T
tonyrey
Guest
No form of human metaphysics is entirely adequate but it doesn’t follow that the Catholic Church’s teaching is less adequate than others:I invoked “process theology” because it attributes change to God. Some postings on this thread seem to be moving in that direction although they do not explicitly mention “process theology”. Whether “process theology” is adequate is another question.
But I think that Greek metaphysics may not be entirely adequate either. Clearly, Aristotle’s god, who has no concern for or awareness of this world, is not the Christian God.
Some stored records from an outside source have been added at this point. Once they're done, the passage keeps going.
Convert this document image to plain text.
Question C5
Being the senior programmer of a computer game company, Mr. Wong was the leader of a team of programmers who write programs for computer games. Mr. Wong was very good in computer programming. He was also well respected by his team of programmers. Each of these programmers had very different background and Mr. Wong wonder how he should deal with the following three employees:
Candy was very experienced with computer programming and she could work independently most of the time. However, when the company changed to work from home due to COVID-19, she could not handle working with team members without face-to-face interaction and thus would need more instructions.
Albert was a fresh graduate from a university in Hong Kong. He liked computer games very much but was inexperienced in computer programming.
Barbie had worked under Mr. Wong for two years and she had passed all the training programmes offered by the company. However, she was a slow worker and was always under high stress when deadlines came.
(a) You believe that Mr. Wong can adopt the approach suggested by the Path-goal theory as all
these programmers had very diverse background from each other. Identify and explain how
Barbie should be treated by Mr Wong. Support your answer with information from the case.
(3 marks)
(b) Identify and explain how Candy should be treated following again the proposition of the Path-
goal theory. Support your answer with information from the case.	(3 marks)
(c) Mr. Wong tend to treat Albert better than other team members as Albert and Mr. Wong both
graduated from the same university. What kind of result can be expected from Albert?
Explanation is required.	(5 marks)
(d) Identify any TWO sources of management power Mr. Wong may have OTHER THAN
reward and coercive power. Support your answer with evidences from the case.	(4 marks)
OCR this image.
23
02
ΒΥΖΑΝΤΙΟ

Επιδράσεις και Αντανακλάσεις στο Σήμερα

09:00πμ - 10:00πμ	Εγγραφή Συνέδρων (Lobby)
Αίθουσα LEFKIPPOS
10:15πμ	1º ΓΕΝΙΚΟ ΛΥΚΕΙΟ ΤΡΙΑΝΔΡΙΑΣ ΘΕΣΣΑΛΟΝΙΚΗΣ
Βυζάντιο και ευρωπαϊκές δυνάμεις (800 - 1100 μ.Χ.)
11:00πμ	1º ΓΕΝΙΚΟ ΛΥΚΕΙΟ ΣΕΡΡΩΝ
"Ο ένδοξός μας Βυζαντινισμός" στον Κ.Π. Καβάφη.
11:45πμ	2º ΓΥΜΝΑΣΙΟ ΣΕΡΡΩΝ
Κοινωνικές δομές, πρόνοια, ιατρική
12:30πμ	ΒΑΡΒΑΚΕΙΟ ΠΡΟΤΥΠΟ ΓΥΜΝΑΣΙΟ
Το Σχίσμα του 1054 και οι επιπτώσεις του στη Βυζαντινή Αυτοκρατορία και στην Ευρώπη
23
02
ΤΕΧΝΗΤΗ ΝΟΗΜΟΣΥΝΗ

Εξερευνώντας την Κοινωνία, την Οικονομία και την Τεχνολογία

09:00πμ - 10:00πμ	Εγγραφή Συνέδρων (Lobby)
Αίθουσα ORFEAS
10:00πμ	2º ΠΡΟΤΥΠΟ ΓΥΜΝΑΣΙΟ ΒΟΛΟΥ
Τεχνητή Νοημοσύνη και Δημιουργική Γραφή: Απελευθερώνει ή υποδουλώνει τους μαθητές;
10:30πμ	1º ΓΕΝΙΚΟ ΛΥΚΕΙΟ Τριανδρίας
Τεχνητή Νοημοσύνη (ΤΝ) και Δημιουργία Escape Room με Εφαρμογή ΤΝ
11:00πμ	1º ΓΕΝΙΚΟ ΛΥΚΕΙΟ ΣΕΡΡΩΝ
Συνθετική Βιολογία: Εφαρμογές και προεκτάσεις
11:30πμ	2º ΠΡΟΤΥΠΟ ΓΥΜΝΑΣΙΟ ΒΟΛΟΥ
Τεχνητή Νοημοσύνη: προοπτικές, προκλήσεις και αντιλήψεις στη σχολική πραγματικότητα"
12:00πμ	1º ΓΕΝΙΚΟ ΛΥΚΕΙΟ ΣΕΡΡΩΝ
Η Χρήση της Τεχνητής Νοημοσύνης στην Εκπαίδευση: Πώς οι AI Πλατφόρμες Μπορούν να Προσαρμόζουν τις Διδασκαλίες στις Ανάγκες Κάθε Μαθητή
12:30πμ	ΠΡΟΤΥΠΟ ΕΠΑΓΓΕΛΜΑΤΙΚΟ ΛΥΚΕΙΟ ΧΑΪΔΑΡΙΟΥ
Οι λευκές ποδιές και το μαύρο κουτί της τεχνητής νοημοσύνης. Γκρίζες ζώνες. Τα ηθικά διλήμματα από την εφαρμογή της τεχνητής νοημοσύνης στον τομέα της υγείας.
newadvent.org/cathen/06612a.htm#ICGod cannot be classified or defined, as contingent beings are classified and defined; for there is no aspect of being in which He is perfectly similar to the finite, and consequently no genus in which He can be included. From this it follows that we cannot know God adequately in the way in which He knows Himself, but not, as the Agnostic contends, that our inadequate knowledge is not true as far as it goes. In speaking of a being who transcends the limitations of formal logical definition our propositions are an expression of real truth, provided that what we state is in itself intelligible and not self-contradictory; and there is nothing unintelligible or contradictory in what Theists predicate of God. It is true that no single predicate is adequate or exhaustive as a description of His infinite perfection, and that we need to employ a multitude of predicates, as if at first sight infinity could be reached by multiplication. But at the same time we recognize that this is not so — being repugnant to the Divine simplicity; and that while truth, goodness, wisdom, holiness and other attributes, as we conceive and define them express perfections that are formally distinct, yet as applied to God they are all ultimately identical in meaning and describe the same ultimate reality — the one infinitely perfect and simple being.